Memang, dengan jumlah penduduk yang besar seperti Indonesia, tantangannya ada pada proses produksi alat contact tracing tersebut. Ketua Satuan Tugas Penanganan Covid-19 Doni Monardo setuju bahwa penerapannya dilakukan secara bertahap, seperti di Pulau Bintan atau Pulau Bali terlebih dahulu.
Dua keuntungan bisa dipetik apabila uji coba di Bintan atau Bali bisa efektif. Pertama, tentu bisa bermanfaat untuk mengendalikan penyebaran Covid-19 dan, kedua, bisa membantu percepatan pemulihan kehidupan warga. Sebagai daerah tujuan wisata, wisatawan pun bisa lebih percaya kalau ada teknologi yang bisa mengendalikan potensi penyebaran virus yang sangat menular ini.
Per wilayah
Belajar dari pengalaman 10 bulan penanganan Covid-19 di Tanah Air, perlu ada perubahan dalam manajemen penanganan wabah penyakit ini. Pemerintah kabupaten dan kota harus lebih aktif memegang kendali penanganan Covid-19 di daerahnya.

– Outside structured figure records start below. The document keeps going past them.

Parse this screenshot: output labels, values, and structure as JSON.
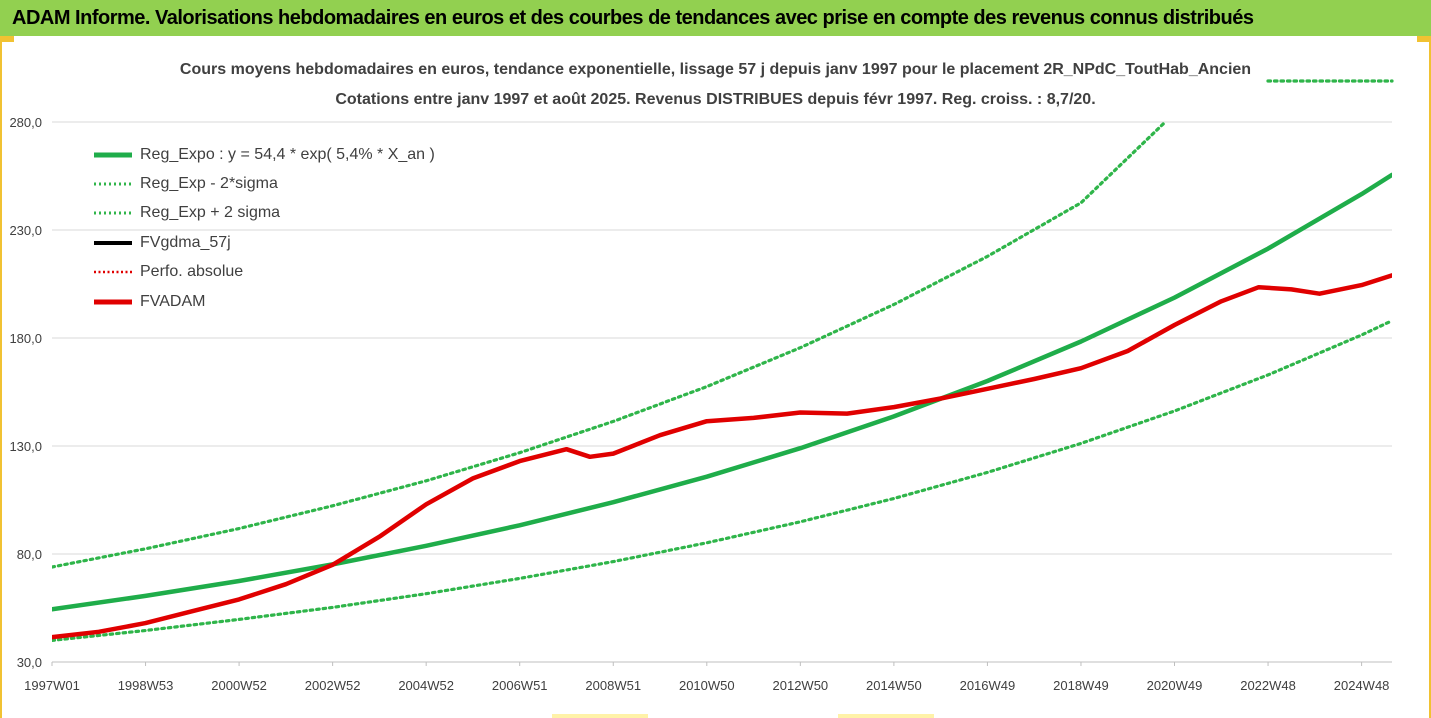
{
  "window": {
    "banner_title": "ADAM Informe. Valorisations hebdomadaires en euros et des courbes de tendances avec prise en compte des revenus connus distribués"
  },
  "colors": {
    "banner_bg": "#92d050",
    "frame": "#f1c232",
    "reg_expo": "#1fad4a",
    "sigma": "#2fb54a",
    "fvgdma": "#000000",
    "perfo": "#e00000",
    "fvadam": "#e00000",
    "grid": "#d9d9d9",
    "axis_text": "#404040"
  },
  "chart_data": {
    "type": "line",
    "title": "Cours moyens hebdomadaires en euros, tendance exponentielle, lissage 57 j depuis janv 1997 pour le placement 2R_NPdC_ToutHab_Ancien",
    "subtitle": "Cotations entre janv 1997 et août 2025. Revenus DISTRIBUES depuis févr 1997. Reg. croiss. : 8,7/20.",
    "xlabel": "",
    "ylabel": "",
    "ylim": [
      30,
      280
    ],
    "yticks": [
      "30,0",
      "80,0",
      "130,0",
      "180,0",
      "230,0",
      "280,0"
    ],
    "ytick_values": [
      30,
      80,
      130,
      180,
      230,
      280
    ],
    "xlim": [
      1997.0,
      2025.65
    ],
    "xticks": [
      "1997W01",
      "1998W53",
      "2000W52",
      "2002W52",
      "2004W52",
      "2006W51",
      "2008W51",
      "2010W50",
      "2012W50",
      "2014W50",
      "2016W49",
      "2018W49",
      "2020W49",
      "2022W48",
      "2024W48"
    ],
    "xtick_values": [
      1997.0,
      1999.0,
      2001.0,
      2003.0,
      2005.0,
      2007.0,
      2009.0,
      2011.0,
      2013.0,
      2015.0,
      2017.0,
      2019.0,
      2021.0,
      2023.0,
      2025.0
    ],
    "grid": "horizontal",
    "legend_position": "top-left",
    "series": [
      {
        "name": "Reg_Expo : y = 54,4 * exp( 5,4% *  X_an )",
        "style": "solid-thick",
        "color": "#1fad4a",
        "x": [
          1997.0,
          1999.0,
          2001.0,
          2003.0,
          2005.0,
          2007.0,
          2009.0,
          2011.0,
          2013.0,
          2015.0,
          2017.0,
          2019.0,
          2021.0,
          2023.0,
          2025.0,
          2025.65
        ],
        "y": [
          54.4,
          60.6,
          67.5,
          75.2,
          83.8,
          93.3,
          104.0,
          115.8,
          129.0,
          143.7,
          160.1,
          178.4,
          198.7,
          221.4,
          246.6,
          255.5
        ]
      },
      {
        "name": "Reg_Exp - 2*sigma",
        "style": "dotted",
        "color": "#2fb54a",
        "x": [
          1997.0,
          1999.0,
          2001.0,
          2003.0,
          2005.0,
          2007.0,
          2009.0,
          2011.0,
          2013.0,
          2015.0,
          2017.0,
          2019.0,
          2021.0,
          2023.0,
          2025.0,
          2025.65
        ],
        "y": [
          40.0,
          44.6,
          49.7,
          55.3,
          61.6,
          68.7,
          76.5,
          85.2,
          94.9,
          105.7,
          117.8,
          131.2,
          146.2,
          162.9,
          181.4,
          188.0
        ]
      },
      {
        "name": "Reg_Exp + 2 sigma",
        "style": "dotted",
        "color": "#2fb54a",
        "x": [
          1997.0,
          1999.0,
          2001.0,
          2003.0,
          2005.0,
          2007.0,
          2009.0,
          2011.0,
          2013.0,
          2015.0,
          2017.0,
          2019.0,
          2020.8
        ],
        "y": [
          74.0,
          82.4,
          91.8,
          102.3,
          113.9,
          126.9,
          141.4,
          157.5,
          175.5,
          195.5,
          217.8,
          242.6,
          280.0
        ]
      },
      {
        "name": "FVgdma_57j",
        "style": "solid-thick",
        "color": "#000000",
        "x": [],
        "y": []
      },
      {
        "name": "Perfo. absolue",
        "style": "dotted",
        "color": "#e00000",
        "x": [],
        "y": []
      },
      {
        "name": "FVADAM",
        "style": "solid-thick",
        "color": "#e00000",
        "x": [
          1997.0,
          1998.0,
          1999.0,
          2000.0,
          2001.0,
          2002.0,
          2003.0,
          2004.0,
          2005.0,
          2006.0,
          2007.0,
          2008.0,
          2008.5,
          2009.0,
          2010.0,
          2011.0,
          2012.0,
          2013.0,
          2014.0,
          2015.0,
          2016.0,
          2017.0,
          2018.0,
          2019.0,
          2020.0,
          2021.0,
          2022.0,
          2022.8,
          2023.5,
          2024.1,
          2025.0,
          2025.65
        ],
        "y": [
          41.5,
          44.0,
          48.0,
          53.5,
          59.0,
          66.0,
          75.0,
          88.0,
          103.0,
          115.0,
          123.0,
          128.5,
          125.0,
          126.5,
          135.0,
          141.5,
          143.0,
          145.5,
          145.0,
          148.0,
          152.0,
          156.5,
          161.0,
          166.0,
          174.0,
          186.0,
          197.0,
          203.5,
          202.5,
          200.5,
          204.5,
          209.0
        ]
      }
    ]
  }
}
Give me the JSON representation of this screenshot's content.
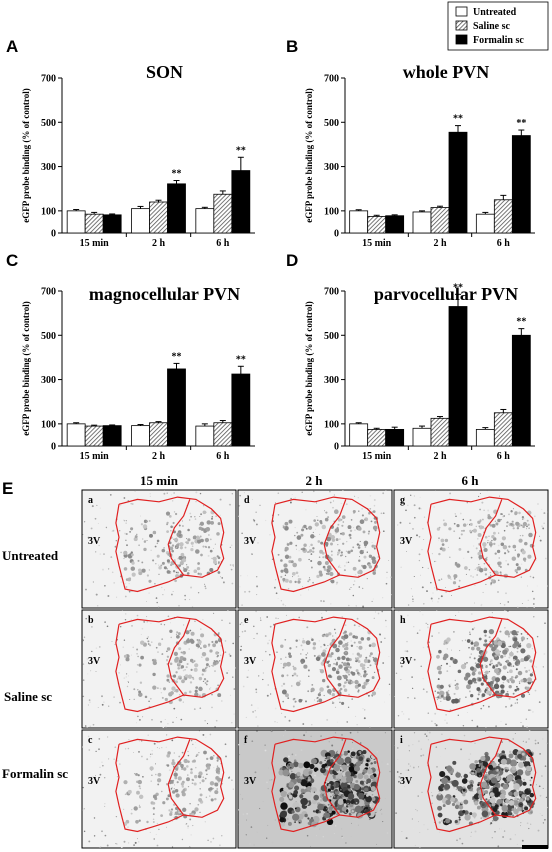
{
  "legend": {
    "entries": [
      {
        "label": "Untreated",
        "pattern": "white"
      },
      {
        "label": "Saline sc",
        "pattern": "hatch"
      },
      {
        "label": "Formalin sc",
        "pattern": "black"
      }
    ]
  },
  "chart_data": [
    {
      "panel_letter": "A",
      "type": "bar",
      "title": "SON",
      "ylabel": "eGFP probe binding (% of control)",
      "ylim": [
        0,
        700
      ],
      "yticks": [
        0,
        100,
        300,
        500,
        700
      ],
      "categories": [
        "15 min",
        "2 h",
        "6 h"
      ],
      "series": [
        {
          "name": "Untreated",
          "values": [
            100,
            110,
            110
          ],
          "errors": [
            6,
            10,
            6
          ]
        },
        {
          "name": "Saline sc",
          "values": [
            85,
            140,
            175
          ],
          "errors": [
            8,
            8,
            15
          ]
        },
        {
          "name": "Formalin sc",
          "values": [
            82,
            222,
            282
          ],
          "errors": [
            4,
            15,
            60
          ]
        }
      ],
      "significance": [
        "",
        "**",
        "**"
      ]
    },
    {
      "panel_letter": "B",
      "type": "bar",
      "title": "whole PVN",
      "ylabel": "eGFP probe binding (% of control)",
      "ylim": [
        0,
        700
      ],
      "yticks": [
        0,
        100,
        300,
        500,
        700
      ],
      "categories": [
        "15 min",
        "2 h",
        "6 h"
      ],
      "series": [
        {
          "name": "Untreated",
          "values": [
            100,
            95,
            85
          ],
          "errors": [
            5,
            5,
            8
          ]
        },
        {
          "name": "Saline sc",
          "values": [
            75,
            115,
            150
          ],
          "errors": [
            5,
            6,
            20
          ]
        },
        {
          "name": "Formalin sc",
          "values": [
            78,
            455,
            440
          ],
          "errors": [
            4,
            30,
            25
          ]
        }
      ],
      "significance": [
        "",
        "**",
        "**"
      ]
    },
    {
      "panel_letter": "C",
      "type": "bar",
      "title": "magnocellular PVN",
      "ylabel": "eGFP probe binding (% of control)",
      "ylim": [
        0,
        700
      ],
      "yticks": [
        0,
        100,
        300,
        500,
        700
      ],
      "categories": [
        "15 min",
        "2 h",
        "6 h"
      ],
      "series": [
        {
          "name": "Untreated",
          "values": [
            100,
            92,
            90
          ],
          "errors": [
            5,
            5,
            10
          ]
        },
        {
          "name": "Saline sc",
          "values": [
            90,
            105,
            105
          ],
          "errors": [
            4,
            5,
            10
          ]
        },
        {
          "name": "Formalin sc",
          "values": [
            92,
            348,
            325
          ],
          "errors": [
            3,
            25,
            35
          ]
        }
      ],
      "significance": [
        "",
        "**",
        "**"
      ]
    },
    {
      "panel_letter": "D",
      "type": "bar",
      "title": "parvocellular PVN",
      "ylabel": "eGFP probe binding (% of control)",
      "ylim": [
        0,
        700
      ],
      "yticks": [
        0,
        100,
        300,
        500,
        700
      ],
      "categories": [
        "15 min",
        "2 h",
        "6 h"
      ],
      "series": [
        {
          "name": "Untreated",
          "values": [
            100,
            80,
            75
          ],
          "errors": [
            5,
            10,
            8
          ]
        },
        {
          "name": "Saline sc",
          "values": [
            75,
            125,
            150
          ],
          "errors": [
            5,
            8,
            15
          ]
        },
        {
          "name": "Formalin sc",
          "values": [
            75,
            630,
            500
          ],
          "errors": [
            10,
            55,
            30
          ]
        }
      ],
      "significance": [
        "",
        "**",
        "**"
      ]
    }
  ],
  "images": {
    "panel_letter": "E",
    "columns": [
      "15 min",
      "2 h",
      "6 h"
    ],
    "rows": [
      "Untreated",
      "Saline sc",
      "Formalin sc"
    ],
    "ventricle_label": "3V",
    "cells": [
      [
        "a",
        "d",
        "g"
      ],
      [
        "b",
        "e",
        "h"
      ],
      [
        "c",
        "f",
        "i"
      ]
    ],
    "labeling_intensity": [
      [
        0.35,
        0.35,
        0.3
      ],
      [
        0.3,
        0.4,
        0.55
      ],
      [
        0.3,
        1.0,
        0.9
      ]
    ],
    "outline_color": "#e02020"
  }
}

Apabila 514 Kabupaten/Kota bertanggung jawab kepada daerahnya, pengendalian akan relatif lebih mudah. Ibaratnya, Indonesia kita bagi menjadi 514 ”Singapura” dan itu akan lebih mudah dimonitor daripada semua harus dikendalikan dari Jakarta atau ibu kota provinsi.
Tinggal bupati dan wali kota didampingi untuk membuat aturan pengendalian penyakit dan aturan itu harus diterapkan secara tegas dan konsisten. Selanjutnya, teknologi dipakai untuk membantu pengawasan penyebaran Covid-19 seperti yang sudah berhasil diaplikasikan oleh Singapura.
Kita pasti bisa mengendalikan penyebaran Covid-19 apabila semua mau peduli kepada kehidupan rakyatnya. Penurunan kurva penularan merupakan kunci bagi keberhasilan kita melakukan program vaksinasi Covid-19 dan sekaligus membawa rakyat ke kehidupan yang jauh dari sikap khawatir.